Decades later, the film has not aged a bit and still speaks to all generations with its modernity. We remember Belmondo’s reply, facing the camera: “If you don’t like the sea, if you don’t like the mountains, if you don’t like the city, fuck yourself”.

The actor will shoot another Godard film that has remained in posterity, “Pierrot le fou”.

– “The Man from Rio” (1964) –
Two years after the success of “Cartouche”, a swashbuckling film with Claudia Cardinale, he turns again with Philippe de Broca. Destination this time Brazil for a whirlwind film, at 200 per hour, with the sparkling Françoise Dorléac.

We follow with relish the incredible adventures of the second class soldier on leave Adrien Dufourquet who flies to the rescue of his fantastic fiancée Agnès to the heart of the Amazon rainforest.

– “The Mississippi Mermaid” (1969) –
After Françoise Dorléac, her sister Catherine Deneuve … François Truffaut brings together the two actors for the moment for a love story under the sun of Reunion.

After having made a marriage announcement, Louis Mahé had someone come to Julie Island, arrived by ocean liner. The beauty has definitely nothing to do with the one with whom he corresponded at length. But whatever, Paul is totally captivated by the young woman who turns out to be as mysterious as she is poisonous.

The film does not meet its audience when it is released but becomes a classic over time. With in particular this dialogue which has become cult: “When I look at you, it’s a suffering, you are so beautiful” – “Yesterday, you said that it was a joy” – “Yes, it is a joy and a suffering” .

– “Borsalino” (1970) –
This Jacques Deray film brings together for the first time on screen the two great male stars of French cinema, Jean-Paul Belmondo and Alain Delon. Great success with the public conquered by the adventures of these two thugs, Capella and Siffredi, who want to become the bosses of the Marseille underworld.

A success, however, marred by the quarrel, in the city, between the two men for a poster story that will end up in court and permanently affect the relations of these sacred monsters.

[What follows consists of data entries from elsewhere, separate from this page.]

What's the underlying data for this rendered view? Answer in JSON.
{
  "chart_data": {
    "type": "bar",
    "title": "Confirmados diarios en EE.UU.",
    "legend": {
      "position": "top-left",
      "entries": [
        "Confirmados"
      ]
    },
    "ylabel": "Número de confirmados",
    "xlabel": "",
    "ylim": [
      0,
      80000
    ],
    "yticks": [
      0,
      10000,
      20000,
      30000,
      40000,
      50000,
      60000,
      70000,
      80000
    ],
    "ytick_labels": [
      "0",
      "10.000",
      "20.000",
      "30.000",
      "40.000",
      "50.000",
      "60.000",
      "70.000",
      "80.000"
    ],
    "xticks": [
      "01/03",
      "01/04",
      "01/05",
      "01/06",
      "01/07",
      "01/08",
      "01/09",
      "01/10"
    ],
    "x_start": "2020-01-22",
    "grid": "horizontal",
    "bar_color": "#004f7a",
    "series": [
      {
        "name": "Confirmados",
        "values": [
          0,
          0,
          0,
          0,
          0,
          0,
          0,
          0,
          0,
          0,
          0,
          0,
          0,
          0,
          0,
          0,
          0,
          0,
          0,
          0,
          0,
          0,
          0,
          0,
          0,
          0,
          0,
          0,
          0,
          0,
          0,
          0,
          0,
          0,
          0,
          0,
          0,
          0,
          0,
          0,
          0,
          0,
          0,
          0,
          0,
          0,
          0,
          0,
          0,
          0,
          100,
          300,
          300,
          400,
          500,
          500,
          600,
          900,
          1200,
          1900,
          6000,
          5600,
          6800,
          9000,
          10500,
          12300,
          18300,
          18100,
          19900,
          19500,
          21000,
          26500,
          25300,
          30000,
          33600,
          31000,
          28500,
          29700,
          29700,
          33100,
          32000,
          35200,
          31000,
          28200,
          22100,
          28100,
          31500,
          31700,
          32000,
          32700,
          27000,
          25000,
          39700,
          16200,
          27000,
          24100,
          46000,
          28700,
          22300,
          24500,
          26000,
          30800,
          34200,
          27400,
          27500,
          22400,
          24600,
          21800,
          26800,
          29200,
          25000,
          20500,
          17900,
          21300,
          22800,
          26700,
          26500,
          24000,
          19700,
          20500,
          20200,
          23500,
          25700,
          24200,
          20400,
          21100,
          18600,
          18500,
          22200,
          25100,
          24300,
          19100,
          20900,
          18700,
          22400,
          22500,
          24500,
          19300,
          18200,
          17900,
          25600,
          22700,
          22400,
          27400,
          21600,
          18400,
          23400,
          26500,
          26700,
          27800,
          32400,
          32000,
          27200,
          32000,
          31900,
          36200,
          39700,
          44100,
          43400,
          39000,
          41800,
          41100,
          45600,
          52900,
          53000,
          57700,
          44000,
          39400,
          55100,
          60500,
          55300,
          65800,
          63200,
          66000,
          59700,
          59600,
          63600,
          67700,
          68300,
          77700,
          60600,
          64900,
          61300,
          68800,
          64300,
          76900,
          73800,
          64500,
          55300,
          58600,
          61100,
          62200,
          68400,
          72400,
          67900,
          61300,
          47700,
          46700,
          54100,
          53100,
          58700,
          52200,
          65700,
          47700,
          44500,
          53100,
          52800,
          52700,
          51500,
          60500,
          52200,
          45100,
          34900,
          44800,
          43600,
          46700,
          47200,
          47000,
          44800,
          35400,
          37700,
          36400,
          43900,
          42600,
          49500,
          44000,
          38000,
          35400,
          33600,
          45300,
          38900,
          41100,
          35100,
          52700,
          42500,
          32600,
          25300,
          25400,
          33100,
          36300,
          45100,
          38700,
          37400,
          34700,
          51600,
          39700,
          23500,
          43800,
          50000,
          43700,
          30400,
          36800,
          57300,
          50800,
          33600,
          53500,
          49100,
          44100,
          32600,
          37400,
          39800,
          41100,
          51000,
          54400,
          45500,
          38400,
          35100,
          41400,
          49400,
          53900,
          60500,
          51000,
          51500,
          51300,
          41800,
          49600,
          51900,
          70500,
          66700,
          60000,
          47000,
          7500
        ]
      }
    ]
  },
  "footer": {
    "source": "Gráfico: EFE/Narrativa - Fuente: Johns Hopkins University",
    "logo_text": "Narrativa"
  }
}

We will not see Belmondo again alongside Delon in the cinema until 28 years later in Patrice Leconte’s “Une chance sur deux”.

– “L’As des as” (1982) –
In the 70s and 80s, great commercial successes and “stunt” films followed one another for Bebel. From “Brain” to “L’As des as”, via “Peur sur la ville” and “L” Animal “, he then played four times in the most viewed films of the year in France, equaling the Fernandel’s record and only surpassed by Louis de Funès. Under Gérard Oury, he is Jo Cavalier, a former pilot of the First World War who, 20 years later, became a boxing trainer and must go to Nazi Germany for the 1936 Olympics. A box office triumph with over 5 million admissions.

– “Itinerary of a spoiled child” (1988) –
Claude Lelouch offers Jean-Paul Belmondo his last very big role in the cinema, crowned with the César for best actor. He is Sam Lion, abandoned by his mother when he was still a baby, taken in by a fairground and become a ball child.

Converted into business after falling at the circus, he runs a thriving cleaning business but one fine morning decides to drop everything and travel the world under a false name. A year after the failure of “Solitaire”, the film is a great success in the cinema, with more than 3 million admissions.